Folk Remedy for Chili Peppers

A classmate of mine informed me of the following folk remedy for curing the pain of intense spiciness: ” I heard this folk remedy from my nanny when I was like 7 – we lived in Texas. There were a lot of chili peppers around, and I ate some – too many – and then started drinking a lot of water to help with the spiciness. My nanny put salt on my nose, and said that putting salt helps to get rid of the spiciness…I don’t think it worked. Let me see…I uh really don’t know that this means…it just shows tradition I guess and what people will believe to be true. I really don’t know what to make of it.”

This example falls within a larger spectrum of folk remedies and the utilization of nature in contrast to produced medicine. While it is arguable whether this situation would have even necessitated the use of medication in the first place, the idea of relying on traditional ways of doing things still stands.
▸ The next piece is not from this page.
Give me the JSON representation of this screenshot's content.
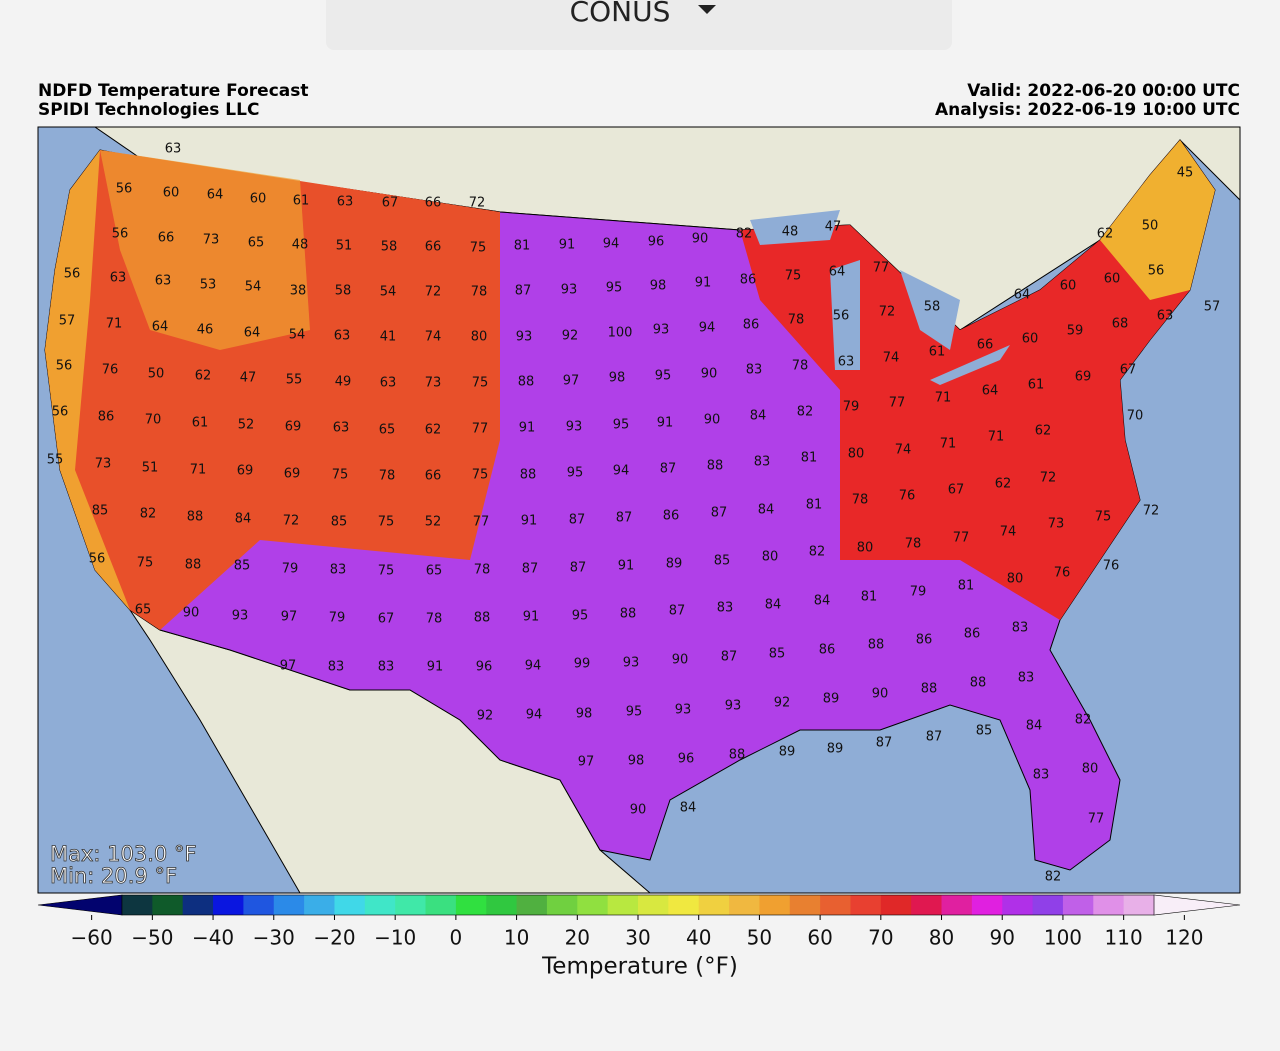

And its importance is made apparent. The example illustrates the connection we have to modes of activity and performing a tradition that we may even acknowledge does not work. It is a reminder of where we came from and creates a sense of identity. If we see our parents or grandparents perform such an activity, then we are inclined to do so as well. It comforts us to practice what has been done before, and in doing, close the gap the distance of our past and our present, connecting us with those with whom we identify.